I went out around midnight to get some photos of the galaxy. My spot about 15 minutes south of town was dark and quiet, except the occasional lowing of cattle and the buzzing of mosquitoes. I saw a couple fireflies too.
Before and after processing.
Both photos: 20 second exposures, 11mm, f/2.8, ISO 1600. Edited using GIMP.
66 light exposures, 30 seconds each, 12mm, f/2.8, ISO 100, and 2 dark frames (same settings but taken with the lens cap on). The light on the tree came from my neighbour’s house lights.
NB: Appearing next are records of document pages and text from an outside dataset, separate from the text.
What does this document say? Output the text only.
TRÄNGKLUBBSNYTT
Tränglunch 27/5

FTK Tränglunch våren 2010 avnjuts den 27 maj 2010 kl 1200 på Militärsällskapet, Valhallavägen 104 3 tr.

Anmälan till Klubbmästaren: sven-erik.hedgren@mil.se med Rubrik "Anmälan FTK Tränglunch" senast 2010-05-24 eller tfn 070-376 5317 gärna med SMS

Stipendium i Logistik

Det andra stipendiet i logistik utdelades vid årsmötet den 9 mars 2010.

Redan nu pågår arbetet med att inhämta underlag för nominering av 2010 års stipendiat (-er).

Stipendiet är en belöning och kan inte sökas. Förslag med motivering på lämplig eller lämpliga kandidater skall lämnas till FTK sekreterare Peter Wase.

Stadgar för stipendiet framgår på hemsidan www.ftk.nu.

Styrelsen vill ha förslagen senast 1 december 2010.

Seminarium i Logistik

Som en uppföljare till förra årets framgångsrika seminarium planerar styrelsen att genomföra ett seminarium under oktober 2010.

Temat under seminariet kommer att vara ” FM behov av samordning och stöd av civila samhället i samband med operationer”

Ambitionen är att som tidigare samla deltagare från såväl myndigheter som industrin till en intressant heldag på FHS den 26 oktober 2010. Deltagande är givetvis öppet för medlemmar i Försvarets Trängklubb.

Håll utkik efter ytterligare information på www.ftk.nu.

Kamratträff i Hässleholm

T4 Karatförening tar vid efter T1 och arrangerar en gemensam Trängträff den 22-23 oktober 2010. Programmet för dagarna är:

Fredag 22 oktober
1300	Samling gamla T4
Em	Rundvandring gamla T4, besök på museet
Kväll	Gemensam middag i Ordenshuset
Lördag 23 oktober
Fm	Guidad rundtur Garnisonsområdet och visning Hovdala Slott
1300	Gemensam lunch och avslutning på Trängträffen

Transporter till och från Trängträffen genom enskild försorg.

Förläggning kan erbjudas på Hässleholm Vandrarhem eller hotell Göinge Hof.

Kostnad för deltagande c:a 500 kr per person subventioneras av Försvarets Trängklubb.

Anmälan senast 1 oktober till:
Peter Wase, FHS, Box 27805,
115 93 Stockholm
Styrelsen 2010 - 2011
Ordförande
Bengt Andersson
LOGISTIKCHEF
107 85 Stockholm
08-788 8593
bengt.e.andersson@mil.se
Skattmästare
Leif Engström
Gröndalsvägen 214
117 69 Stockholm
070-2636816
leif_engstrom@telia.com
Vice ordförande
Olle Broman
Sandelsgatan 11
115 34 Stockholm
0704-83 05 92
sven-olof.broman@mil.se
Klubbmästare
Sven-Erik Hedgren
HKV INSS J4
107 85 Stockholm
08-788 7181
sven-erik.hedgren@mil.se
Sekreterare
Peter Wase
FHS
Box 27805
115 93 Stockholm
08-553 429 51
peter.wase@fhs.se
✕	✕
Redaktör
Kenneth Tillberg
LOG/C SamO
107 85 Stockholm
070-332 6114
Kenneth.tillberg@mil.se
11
“And yet it moves,” as Galileo is alleged to have said, though the story is probably apocryphal.
The star trails in the photo and the videos all involve 70 frames, 30 seconds each, at 11mm, f/2.8, ISO 1600. The Milky Way is faint, but it’s there.
About midnight last night, after I got home from getting half an hour of chilly star trails (and charged up the batteries the cold killed), I checked the space-weather app on my phone. It told me I had a strong chance of seeing some aurora if I left like right now.
So I did, and between about 12:15 and 1 AM, I got almost 400 photos of northern lights.
All photos taken from 50th Street at the western edge of town
And I made all 393 photos into a 30-second timelapse, too. (Every second of video represents a minute of real time.)
Nerdy details: each photo is a 5‑second exposure, 11mm, f/2.8, ISO 1600. The photos were edited for brightness/contrast; the frames in the video are all straight-out-of-camera.
Warmer than it’s been, but still cold enough to kill two camera batteries inside the space of ½ an hour. I gave up on seeing any aurora and headed home to process what I got.